Vilar hat eine klare Vorstellung davon, was die höchste Liebe ist, und deshalb lässt sie ihre “amerikanische Päpstin” in Richtung Jesus` ausrufen: WAS FÜR EIN MANN !

Intelligenz plus Warmherzigkeit gleich Misserfolg - oder:

Der betörende Glanz der Dummheit

1987 veröffentlichte die scharfsinnige Provokateurin Vilar im Econ-Verlag ihre Polemik über den “betörenden Glanz der Dummheit.” Die Dummheit setzt sie darin mit Phantasielosigkeit gleich. Einige Zitate:

Über die schönen Menschen: “... der Schlüssel zur geringeren Intelligenz außerordentlich schöner Menschen: Sie werden seltener verletzt.”

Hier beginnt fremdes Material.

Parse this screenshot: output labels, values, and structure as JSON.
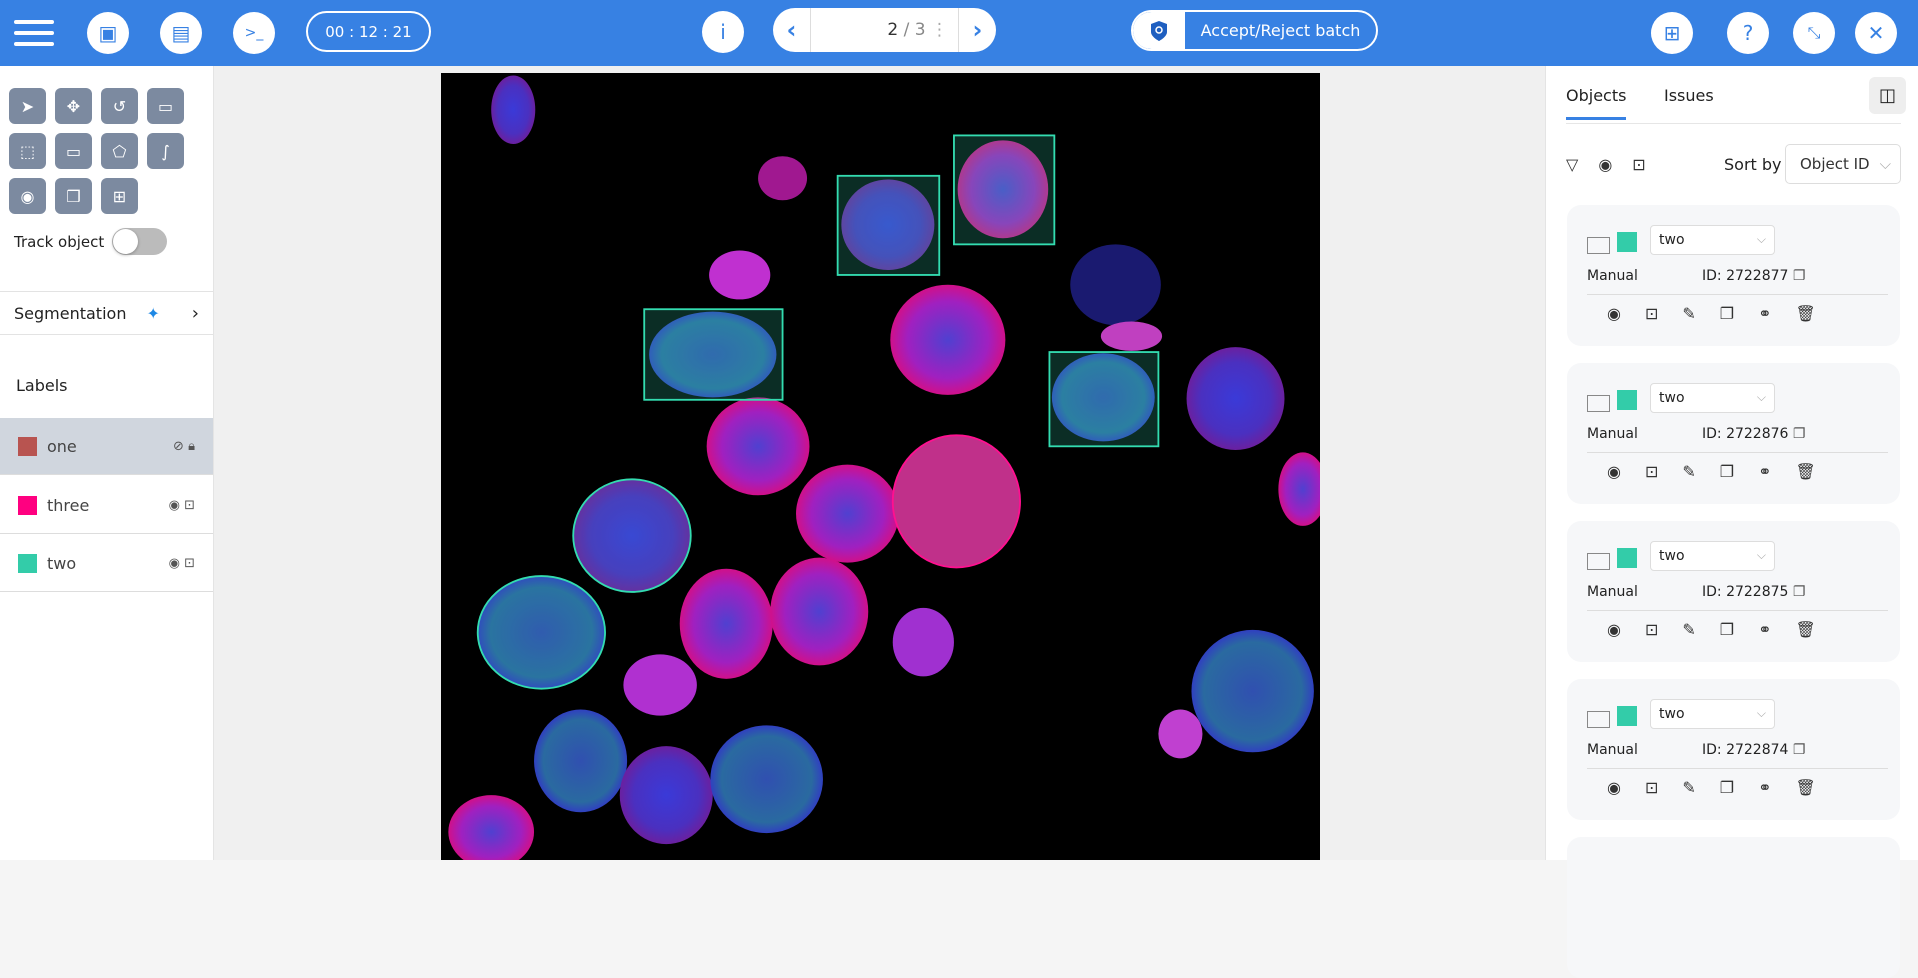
{
  "header": {
    "timer": "00 : 12 : 21",
    "page_current": "2",
    "page_sep": "/ 3",
    "accept_label": "Accept/Reject batch"
  },
  "tools": {
    "track_object": "Track object",
    "segmentation": "Segmentation"
  },
  "labels": {
    "title": "Labels",
    "items": [
      {
        "name": "one",
        "color": "#b85450"
      },
      {
        "name": "three",
        "color": "#ff0080"
      },
      {
        "name": "two",
        "color": "#33cca9"
      }
    ]
  },
  "objects": {
    "tabs": [
      "Objects",
      "Issues"
    ],
    "sort_label": "Sort by",
    "sort_value": "Object ID",
    "cards": [
      {
        "label": "two",
        "source": "Manual",
        "id": "ID: 2722877"
      },
      {
        "label": "two",
        "source": "Manual",
        "id": "ID: 2722876"
      },
      {
        "label": "two",
        "source": "Manual",
        "id": "ID: 2722875"
      },
      {
        "label": "two",
        "source": "Manual",
        "id": "ID: 2722874"
      }
    ]
  }
}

Über die Soldaten: “Wie soll man es anstellen, dass gerade jene, die auf ihre eigene Freiheit schon am Kasernentor verzichten, dann später die unsere respektieren?”

Über die Liebenden: “Liebeserklärungen sind Kniefälle vor einem höheren Wesen - die bedingungsloseste Form der Kapitulation. Man könnte sie ohne jede sprachliche Korrektur in der Liturgie verwenden.”

Warum wir Götter brauchen und warum wir beten: “Der Glaube an ein allmächtiges Wesen vermag die drei schrecklichsten unserer Ängste zu mildern: die vor der Sinnlosigkeit des Lebens, die vor der Endgültigkeit des Todes, die vor der Freiheit.”

Dummheit ist unglaublich gesund, belegt uns Vilar glaubwürdig. Und das Bedürfnis zu beten - haben nur die Atheisten. - Ein Buch voller Aphorismen und Bonmots, die mit ihrer ungnädigen, schonungslosen Direktheit schneller als Goethes oder Heines Werk in den weltliterarischen Schatz an Lebensweisheiten eingehen werden.

Das Schwinden der Arbeitsplätze ...

kann zu einer neuen Feudalgesellschaft instrumentalisiert werden ...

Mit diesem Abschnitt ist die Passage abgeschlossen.